At the present it would not be feasible with the current high cost of installation for PV cells and the increasing demands for generated power for the country. With a large purchase for large scale power generation it would not be economically sound when compared to fossil fuels which would seem relatively cheap (Marafia, 2001) Although on a domestic scale, for those who can afford installation of PV stand-alone unit would benefit from the generated energy in the long run. This may very well work out also for small-scale industries that specially those requiring power tools.
Although studies conducted in Mexico and Philippines indicated that it may not be economically viable to small scale industries due to the high cost of installation (Elwell & Komp, 2007). Although Qatar is one of the countries promoting the use of renewable energy, the country is still dependent on the income from its oil reserves. With the opening of Energy City in Qatar, business endeavors involving energy, primarily oil and petroleum, will be concentrated on the first energy center concentrating on the commercial, technical and human resource needs of the oil industry in the Middle East region (John, 2006b).
It is a great endeavor that these Middle Eastern countries are undertaking in their search for alternative renewable energy sources. Several countries have already undertaken the lead in utilizing these solar and wind resources. With the expected benefits to be gained from undertaking these endeavors, sustainable usage of current supply of sources of energies would yield to better sources of energy (Hirshman, 2007).
With the advancing technology regarding Solar cells and PV systems, there would come a point wherein cost of utilizing this unlimited resource would be feasible, attainable and sustainable. Lowering the cost of producing Solar cells by utilizing non-rare materials like the implementation of ultra thin silicon and dyes to increase energy captured from sunlight (Solar_Daily, 2007). It is estimated that by 2015, utilizing nanotechnology, dramatic increase in the rise of solar energy would be observed.
With continues study, it is estimated that physicist could perfect a new generation of more advance devices (Cartlidge, 2007).
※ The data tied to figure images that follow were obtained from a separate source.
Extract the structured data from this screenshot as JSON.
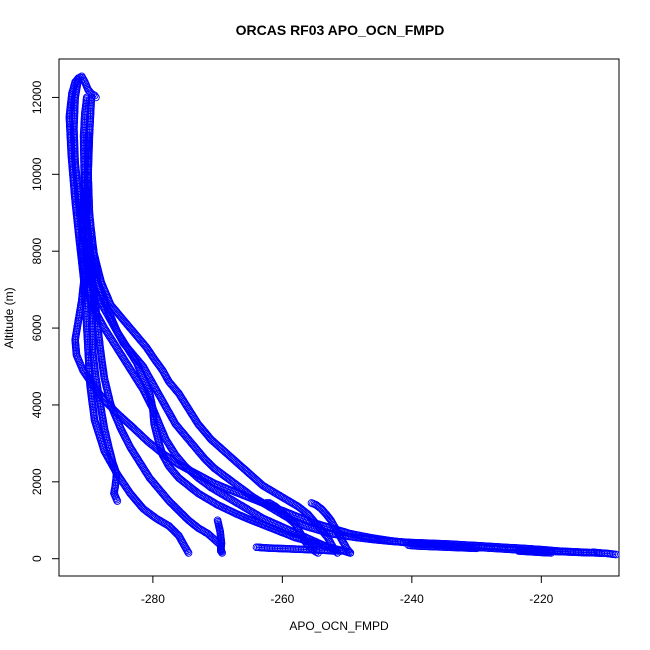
{
  "chart_data": {
    "type": "scatter",
    "title": "ORCAS RF03 APO_OCN_FMPD",
    "xlabel": "APO_OCN_FMPD",
    "ylabel": "Altitude (m)",
    "xlim": [
      -294.5,
      -208
    ],
    "ylim": [
      -450,
      13000
    ],
    "x_ticks": [
      -280,
      -260,
      -240,
      -220
    ],
    "y_ticks": [
      0,
      2000,
      4000,
      6000,
      8000,
      10000,
      12000
    ],
    "x_tick_labels": [
      "-280",
      "-260",
      "-240",
      "-220"
    ],
    "y_tick_labels": [
      "0",
      "2000",
      "4000",
      "6000",
      "8000",
      "10000",
      "12000"
    ],
    "grid": false,
    "marker": "open-circle",
    "connect_points": true,
    "color": "#0000ff",
    "series": [
      {
        "x": [
          -292,
          -292.5,
          -292.9,
          -292.6,
          -292,
          -291.3,
          -290.7,
          -290.4,
          -290.2,
          -290,
          -289.7,
          -289,
          -287.5,
          -285.5,
          -283.5,
          -281.5,
          -279.5,
          -277.5,
          -276,
          -275,
          -274.5
        ],
        "y": [
          12400,
          12100,
          11500,
          10500,
          9300,
          8200,
          7300,
          6600,
          6000,
          5400,
          4500,
          3600,
          2800,
          2200,
          1700,
          1300,
          1050,
          850,
          600,
          300,
          150
        ]
      },
      {
        "x": [
          -291.5,
          -292,
          -292.2,
          -292,
          -291.4,
          -290.6,
          -289.8,
          -289,
          -288.5,
          -288,
          -287.5,
          -286.5,
          -285,
          -283.5,
          -282,
          -280.5,
          -279,
          -277.5,
          -276,
          -274.5,
          -273,
          -271.5,
          -270.5,
          -269.5,
          -269.5
        ],
        "y": [
          12500,
          12000,
          11200,
          10300,
          9300,
          8300,
          7500,
          6800,
          6000,
          5300,
          4700,
          4000,
          3400,
          2900,
          2500,
          2100,
          1800,
          1500,
          1250,
          1000,
          800,
          650,
          500,
          350,
          200
        ]
      },
      {
        "x": [
          -290.2,
          -290.5,
          -290.7,
          -290.6,
          -290.3,
          -289.9,
          -289.5,
          -289.2,
          -289.2,
          -289.4,
          -289.3,
          -288.8,
          -288.1,
          -287.5,
          -286.8,
          -286.2,
          -285.6,
          -285.8,
          -286,
          -285.5
        ],
        "y": [
          12000,
          11600,
          11000,
          10000,
          9000,
          8200,
          7500,
          7000,
          6500,
          6000,
          5400,
          4700,
          4000,
          3400,
          2900,
          2500,
          2200,
          1900,
          1700,
          1500
        ]
      },
      {
        "x": [
          -289.5,
          -289.8,
          -290,
          -290.2,
          -290.2,
          -290,
          -289.5,
          -288.5,
          -287.5,
          -286.5,
          -285.5,
          -284.5,
          -283,
          -281.5,
          -280.5,
          -279.5,
          -278.5,
          -277.5,
          -276.5,
          -275,
          -273.5,
          -272,
          -270.5,
          -268.5,
          -266.5,
          -264.5,
          -262.5,
          -260.5,
          -258.5,
          -256.5,
          -254.5,
          -252.5,
          -250.5,
          -248.5,
          -246,
          -243,
          -240,
          -237,
          -234,
          -231,
          -228,
          -225,
          -222,
          -219.5,
          -217.5,
          -215,
          -212.5,
          -210,
          -208.5
        ],
        "y": [
          12000,
          11000,
          10000,
          9000,
          8200,
          7600,
          7200,
          6800,
          6500,
          6200,
          5900,
          5600,
          5300,
          5000,
          4700,
          4400,
          4100,
          3800,
          3500,
          3200,
          2900,
          2600,
          2350,
          2100,
          1850,
          1600,
          1400,
          1200,
          1000,
          850,
          750,
          650,
          600,
          550,
          500,
          450,
          420,
          400,
          380,
          350,
          320,
          290,
          260,
          230,
          200,
          180,
          160,
          140,
          110
        ]
      },
      {
        "x": [
          -290,
          -290,
          -289.8,
          -289.2,
          -288,
          -286.5,
          -284.5,
          -282.5,
          -281,
          -279.8,
          -278.5,
          -277.5,
          -276,
          -274.5,
          -273,
          -271,
          -269,
          -267,
          -265,
          -263,
          -261,
          -259,
          -257.5,
          -256,
          -255,
          -254,
          -253,
          -252.5,
          -252,
          -251.5
        ],
        "y": [
          11000,
          10000,
          9000,
          8000,
          7200,
          6600,
          6200,
          5800,
          5500,
          5200,
          4900,
          4600,
          4300,
          3900,
          3500,
          3100,
          2800,
          2500,
          2200,
          1900,
          1700,
          1500,
          1350,
          1150,
          950,
          750,
          550,
          400,
          250,
          150
        ]
      },
      {
        "x": [
          -289.5,
          -289,
          -288.5,
          -287.5,
          -286.5,
          -285.5,
          -284,
          -282.5,
          -281.5,
          -280.5,
          -280,
          -279.8,
          -279.2,
          -278.5,
          -277.5,
          -276,
          -274.5,
          -273,
          -271.5,
          -270,
          -268.5,
          -267,
          -265.5,
          -264,
          -262.5,
          -261,
          -259.5,
          -258,
          -256.5,
          -255,
          -253.5,
          -252,
          -250.5,
          -249.5
        ],
        "y": [
          8500,
          7800,
          7200,
          6700,
          6300,
          5900,
          5500,
          5100,
          4700,
          4300,
          3900,
          3500,
          3100,
          2700,
          2400,
          2100,
          1900,
          1700,
          1550,
          1400,
          1280,
          1160,
          1050,
          950,
          850,
          750,
          650,
          550,
          480,
          400,
          330,
          260,
          200,
          150
        ]
      },
      {
        "x": [
          -290.5,
          -290.8,
          -291,
          -290.5,
          -289.8,
          -288.8,
          -287.5,
          -286,
          -284.5,
          -283,
          -281.5,
          -280,
          -279,
          -278,
          -276.5,
          -275,
          -273,
          -271,
          -269,
          -267,
          -265,
          -263,
          -261,
          -259,
          -257,
          -255,
          -253,
          -251
        ],
        "y": [
          10000,
          9000,
          8000,
          7300,
          6800,
          6400,
          6000,
          5600,
          5200,
          4800,
          4400,
          3900,
          3500,
          3100,
          2700,
          2400,
          2100,
          1850,
          1650,
          1450,
          1250,
          1050,
          900,
          750,
          600,
          450,
          300,
          200
        ]
      },
      {
        "x": [
          -290.6,
          -291,
          -291.5,
          -292,
          -291.8,
          -290.8,
          -289.2,
          -287.4,
          -285.3,
          -283,
          -280.8,
          -278.6,
          -276,
          -273.2,
          -270.4,
          -267.5,
          -264.5,
          -261.5,
          -258.5,
          -255.5,
          -252.5,
          -249.5,
          -246.5,
          -243.5,
          -240.5,
          -237.5,
          -234.5,
          -231.5,
          -228.5,
          -225.5,
          -222.5,
          -219.5,
          -216.5,
          -213.5,
          -211
        ],
        "y": [
          7300,
          6700,
          6200,
          5700,
          5300,
          4900,
          4500,
          4100,
          3750,
          3400,
          3050,
          2750,
          2450,
          2200,
          1950,
          1750,
          1550,
          1350,
          1150,
          950,
          800,
          650,
          550,
          470,
          410,
          370,
          340,
          310,
          280,
          250,
          220,
          200,
          180,
          160,
          150
        ]
      },
      {
        "x": [
          -262.5,
          -262,
          -261,
          -260,
          -259,
          -258,
          -257.5,
          -257,
          -256.5,
          -256,
          -255.5,
          -255,
          -254.5
        ],
        "y": [
          1450,
          1450,
          1350,
          1200,
          1050,
          900,
          750,
          600,
          450,
          350,
          250,
          200,
          150
        ]
      },
      {
        "x": [
          -255.5,
          -254.8,
          -254,
          -253.2,
          -252.5,
          -252,
          -251.5,
          -251,
          -250.5,
          -250,
          -249.5
        ],
        "y": [
          1450,
          1400,
          1300,
          1150,
          1000,
          850,
          700,
          550,
          400,
          250,
          150
        ]
      },
      {
        "x": [
          -270,
          -269.8,
          -269.6,
          -269.5,
          -269.4,
          -269.5,
          -269.3
        ],
        "y": [
          1000,
          850,
          700,
          550,
          400,
          250,
          150
        ]
      },
      {
        "x": [
          -264,
          -262.5,
          -261,
          -259.5,
          -258,
          -256.5,
          -255,
          -253.5,
          -252
        ],
        "y": [
          300,
          280,
          270,
          260,
          250,
          240,
          230,
          220,
          200
        ]
      },
      {
        "x": [
          -240.5,
          -239,
          -237.5,
          -236,
          -234.5,
          -233,
          -231.5,
          -230
        ],
        "y": [
          350,
          330,
          320,
          310,
          300,
          290,
          280,
          270
        ]
      },
      {
        "x": [
          -223.5,
          -222.5,
          -221.5,
          -220.5,
          -219.5,
          -218.5
        ],
        "y": [
          200,
          190,
          180,
          170,
          160,
          150
        ]
      },
      {
        "x": [
          -212,
          -211.5,
          -211
        ],
        "y": [
          170,
          160,
          150
        ]
      },
      {
        "x": [
          -292,
          -291.5,
          -291,
          -290.5,
          -290,
          -289.5,
          -289,
          -288.8
        ],
        "y": [
          12400,
          12500,
          12550,
          12400,
          12200,
          12100,
          12050,
          12000
        ]
      }
    ]
  }
}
For Qatar, if the country is willing to bear the initial high cost of installation of these PV system then in the long run this endeavor would be beneficial in reducing the dependence on fossil fuel and generating enough power for the requirements of an advanced developing country. It would also greatly decrease the pollution emitted in our atmosphere. But with the fast pace of technological evolution, it would be more advisable to monitor these changing technology.
If prevailing PV technology is already able to meet the criteria of providing low cost power generation or at least competitive with current fossil fuel generation and durability that would make the investment sound, then there should be no doubt in giving priority to utilizing these renewable sources as primary energy generation producer to meet the countrys energy requirements. It is estimated that the widespread use of photovoltaic cells could happen as soon as 2015 if physicists can perfect a new generation of more advanced devices built using nanotechnology.
These include cells based on quantum dots or nanocrystals devices, which are potentially both cheaper and more efficient than existing cells. The promise of these technologies is very much anticipated. A report produced for the German government in 2003 predicted that by 2050 photovoltaics could be able to meet a quarter of the worlds energy needs (Cartlidge, 2007). In the long run, utilizing clean energy source would be beneficiary, not only to a countrys economy but also for the future of our societies and the entire Earth itself.